Review : Piranesi
Author: Susanna Clarke
Genre: Speculative Fiction
Published: 2020
I love this book, it is very deep and the writing is elegant and powerful. I think I need some time to digest. When I close the book and search for Piranesi, I realised I have known Piranesi the artist and his work in my first semester of architecture school. I learned about his etchings of Rome and the famous 《想象的监狱》(Le Carceri d'Invenzione), a series of illusional spaces full of arches, statues and stairs. Back then we learned about the composition of space and the concept of space itself. In this book I imagined the House a place like an empty museum, like the British museum where there are marble greek statues, half-horse humans, angels etc. I also thought about the game Hades and Hades II, a rougelike, maze like game with halls, creatures, lost souls, and water of course.

The architecture in this book is conceptual but very descriptive. In addition to Hades, it also reminds me of Legend of Zelda: Tears of the Kingdom, its sky islands part where civilization is lost in time with relics left behind. In the book, the halls were protective to Piranesi, they were painful for him to remember at first, but he got used to them and felt at home. I have rarely read a book that cast such a vivid vast space through worlds. I think to Piranesi it is not an imaginary prison at all, but it might be that he wanted to protect himself and forced himself to think positively. It may represent the mind as numerous rooms, vessels for events and memories (statues), and how one can navigate in one's own mind (Method of Loci). As someone who practice architecture as a profession, when reading this book, I do find comfort.
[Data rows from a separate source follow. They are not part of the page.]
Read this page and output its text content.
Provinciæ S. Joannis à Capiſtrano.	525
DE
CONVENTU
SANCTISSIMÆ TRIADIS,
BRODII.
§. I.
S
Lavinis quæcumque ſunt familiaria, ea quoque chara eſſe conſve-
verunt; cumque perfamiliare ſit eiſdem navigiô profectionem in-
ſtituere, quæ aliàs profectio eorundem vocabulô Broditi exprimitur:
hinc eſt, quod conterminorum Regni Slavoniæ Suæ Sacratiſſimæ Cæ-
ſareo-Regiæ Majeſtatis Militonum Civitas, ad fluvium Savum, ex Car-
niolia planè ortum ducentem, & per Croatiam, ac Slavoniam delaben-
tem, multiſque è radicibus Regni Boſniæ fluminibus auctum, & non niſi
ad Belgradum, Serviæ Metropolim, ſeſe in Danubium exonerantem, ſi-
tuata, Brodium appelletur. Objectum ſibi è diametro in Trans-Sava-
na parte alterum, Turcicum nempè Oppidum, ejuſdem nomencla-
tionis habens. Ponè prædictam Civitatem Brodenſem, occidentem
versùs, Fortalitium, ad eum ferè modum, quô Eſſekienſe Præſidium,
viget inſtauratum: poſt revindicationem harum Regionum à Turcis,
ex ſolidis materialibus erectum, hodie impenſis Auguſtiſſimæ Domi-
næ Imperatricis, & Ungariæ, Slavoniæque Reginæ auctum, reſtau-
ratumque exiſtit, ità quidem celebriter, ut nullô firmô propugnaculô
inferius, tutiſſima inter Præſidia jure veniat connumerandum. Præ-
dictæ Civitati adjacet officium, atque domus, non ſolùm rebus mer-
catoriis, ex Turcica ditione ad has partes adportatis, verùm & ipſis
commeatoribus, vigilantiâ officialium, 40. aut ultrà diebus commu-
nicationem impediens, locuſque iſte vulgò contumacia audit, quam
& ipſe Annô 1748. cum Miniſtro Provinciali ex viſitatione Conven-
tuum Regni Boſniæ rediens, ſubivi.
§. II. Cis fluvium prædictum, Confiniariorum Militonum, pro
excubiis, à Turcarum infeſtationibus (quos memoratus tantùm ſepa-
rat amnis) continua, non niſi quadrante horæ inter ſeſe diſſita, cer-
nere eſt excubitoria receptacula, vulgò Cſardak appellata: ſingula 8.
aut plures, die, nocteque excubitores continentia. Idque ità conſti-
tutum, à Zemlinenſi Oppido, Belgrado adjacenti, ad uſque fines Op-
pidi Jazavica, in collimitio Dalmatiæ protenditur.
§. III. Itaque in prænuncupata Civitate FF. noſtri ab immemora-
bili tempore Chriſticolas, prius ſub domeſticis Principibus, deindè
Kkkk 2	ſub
I imagine the water and tides as fluctuations of the mind, something Piranesi accepts comfortably. The great flood, the climax of the book, represents the big moment of Piranesi's mind when he realised that the Other lied to him and used him. And it is truly powerful depiction of the scene.
I listened to 2 talks Susanna Clarke participated regarding this book. Piranesi: Susanna Clarke in conversation with Madeline Miller Though I disliked Miller's Circe, the talk was mostly Clarke on Piranesi. Another is Susanna Clarke and Alan Moore in conversation which is quite inspiring to hear the great minds. In both talks Clarke mentioned her love of Ursula Le Guin's Earth Sea, especially book 2 Tomb of Atuan. As a reader this is my happiest moment because Le Guin is my favourite author of all times.
Folio Society has the spot on illustrations.